JH: What is "alt lit" and how has it evolved over time thus far?
AI: I've learned from Tao Lin and Josh Spilker the etymology of "alt lit" as a genre and more so as a certain community of writers online. I don't think the phrase signifies what it used to. I found "alt lit" as it reached sort of a critical mass in the summer of 2012.
From that point I've watched it grow into something larger and less distinct than a creative group of "friends" online. alt lit originally was a few writers sharing stuff amongst each other, seemingly amiably. Now there's all of this bad blood. Animosity. There are splinters and sects and really bad stuff being labeled "alt lit." Some people audibly turned against the label "alt lit" and I don't blame them. It doesn't serve much functional purpose at the present time.
JH: Is technology (especially elements of social media dissemination) opening up areas of possible hybridity and audience and community?
AI: With regard to community: absolutely. The "community" has become larger than I think anyone was imagining before 2012 (except a few people like Tao Lin and Steve Roggenbuck). Social media is a fun platform and maybe the bit of technology I understand best, but it's not the only cool technology. I got the opportunity to curate a "lit journal" masterminded by Caden Lovelace—the "TXT" edition of ƒault, where writers were able to submit pieces under 320 characters (the length of two SMS text messages). Through Caden's coding wizardry, over 100 people recieved free poems via text message every day during March '14.
This kind of project, the kind that transcends the template of what Josh Spilker has coined "status update lit," is what really gets me excited about social media & internet lit in 2014. But I still love status update lit. I live by it. Me and all my friends like each other's posts on Facebook.
JH: Are we seeing a collapse of the designations of "high " and "low" culture in writing and art with works that play with associations and things both banal and meaningful more and more?
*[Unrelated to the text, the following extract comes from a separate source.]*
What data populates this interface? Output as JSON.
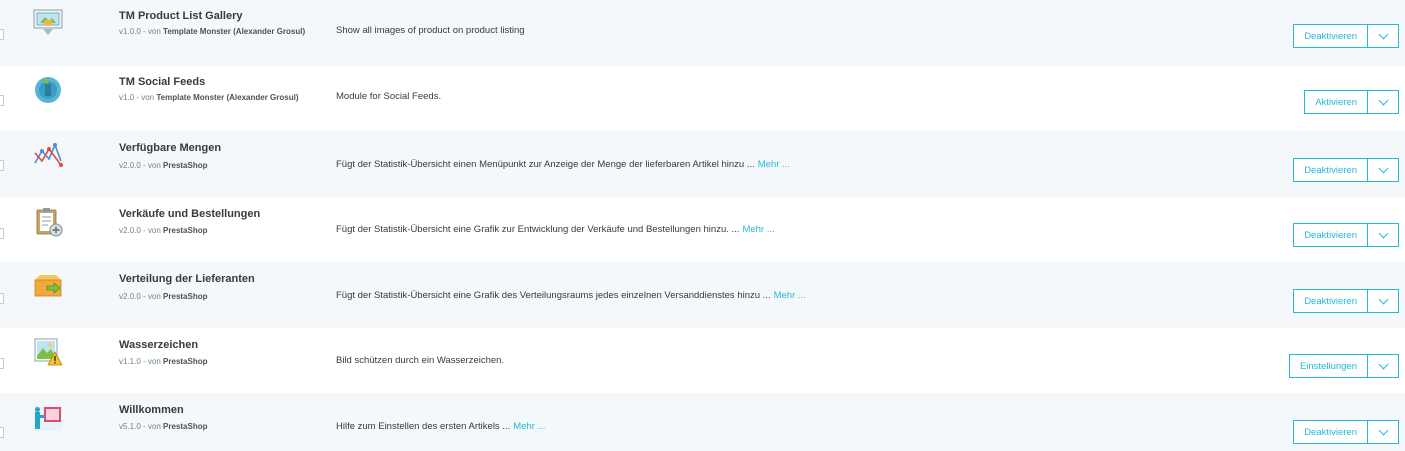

AI: I suppose you can spend your free time lamenting the collapse of the barrier between "high" and "low" art, but I don't see why. I know very little art history but I know that people like Warhol were doing things to break those barriers down, maybe not operationally but in spirit, in philosophy. Now with the Internet, everyone has a slightly more level playing field to attempt to further corrugate those boundaries. Obviously the divide hasn't disappeared, and for that I'm glad. I was excited when I discovered Internet poetry because I value "DIY" publishing, but the truth is the bar for entry is very low. There are plenty of artists in every medium whose dedication is not wholly to their craft. Retweets are like crack. Some of these kids are just crack addicts for retweets.
JH: What interests you most about writing?
AI: 'Zines, relatable fiction, fresh dialogue, and parties.